By the time I’ve reached mile 4, I no longer feel my heart race increasing and my sweat decreases… meaning I may be burning fewer calories, but perhaps more fat? What I think I’m going to try next is running FASTER (sprints) for those shorter distances (i.e. faster than 6 mph) to 1) keep the burn going 2) increase my speed and 3) decrease my overall time. I’d say even a week or so ago 5.5 mph was my cap. But changing my running style from slow walk/warm up to jogging from the get-go boosted my speed immediately.

I’m kinda just learning as I go. Not reading any running material because I ain’t got time for that kinda deal.

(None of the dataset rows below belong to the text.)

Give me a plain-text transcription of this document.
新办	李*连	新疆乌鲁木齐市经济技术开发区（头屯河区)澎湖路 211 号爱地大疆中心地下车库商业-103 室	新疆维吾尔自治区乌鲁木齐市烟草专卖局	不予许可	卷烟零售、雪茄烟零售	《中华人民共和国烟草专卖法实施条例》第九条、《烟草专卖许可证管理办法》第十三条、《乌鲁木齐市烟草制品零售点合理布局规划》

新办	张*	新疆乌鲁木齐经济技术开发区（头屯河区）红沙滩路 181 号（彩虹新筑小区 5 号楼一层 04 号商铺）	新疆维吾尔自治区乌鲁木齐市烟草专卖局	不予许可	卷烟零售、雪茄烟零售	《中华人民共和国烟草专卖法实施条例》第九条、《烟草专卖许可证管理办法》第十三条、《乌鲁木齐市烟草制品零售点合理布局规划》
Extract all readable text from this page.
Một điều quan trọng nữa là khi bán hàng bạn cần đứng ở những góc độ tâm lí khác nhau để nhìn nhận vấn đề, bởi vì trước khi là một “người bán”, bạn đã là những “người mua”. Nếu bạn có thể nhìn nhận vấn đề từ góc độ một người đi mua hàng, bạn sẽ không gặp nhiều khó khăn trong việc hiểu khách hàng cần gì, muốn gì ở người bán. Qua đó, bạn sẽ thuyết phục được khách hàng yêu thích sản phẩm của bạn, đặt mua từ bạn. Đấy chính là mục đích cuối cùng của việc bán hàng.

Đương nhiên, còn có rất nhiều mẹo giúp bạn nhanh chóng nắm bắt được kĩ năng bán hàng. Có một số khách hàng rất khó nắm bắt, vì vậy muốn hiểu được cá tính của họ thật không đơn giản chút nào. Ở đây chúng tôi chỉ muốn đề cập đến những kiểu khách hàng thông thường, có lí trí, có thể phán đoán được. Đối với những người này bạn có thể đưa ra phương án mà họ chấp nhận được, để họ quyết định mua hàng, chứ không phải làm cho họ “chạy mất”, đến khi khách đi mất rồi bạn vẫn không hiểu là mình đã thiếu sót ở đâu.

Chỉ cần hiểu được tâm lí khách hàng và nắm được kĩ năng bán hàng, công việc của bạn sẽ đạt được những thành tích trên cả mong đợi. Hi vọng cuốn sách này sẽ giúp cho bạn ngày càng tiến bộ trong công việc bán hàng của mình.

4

My favorite part of running is getting to listen to some dope ass hip hop music. I have very few to no thoughts while running. The extent of my thought process is: FASTER, JUST A LITTLE BIT LONGER, or like ALMOST THERE. Which makes it sound… sorta sexual. RAWR. Yeah, one wishes running were that fulfilling. Sadly… no.

exercise

After googling some shit and reading this here… it’s looking like running is not in my cards today. I’mma do some of that TABATA. Or, high intensity interval training basically and this is the first time I’ve heard it called tabata training. Plus some yoga. Yoga has been strengthening my core purdy good. And if I do some arm work, the next day my biceps are more defined. After just one day of yoga! It’s magical.

THE FIX… I like that. It’s recommending longer distances done less frequently. SOOOO like if I can bust out 10k just 3x a week, I’m fucking golden, baby. Then the other 3 days I can do HIIT. Then one day I can fuck around/be like NAH I’mma be lazy. Etc. Because it most definitely happens at least once a week where I’m just like ‘this is not for me today.’

Anyway… I not feel like discussing my emotional woes.

I haven’t even written about my trip to Vegas or what happened last night with BOOK CLUB. But shiiiiiiiiiiiiit book club meeting really rejuvenated my soulllll.

I think this post has served its purpose.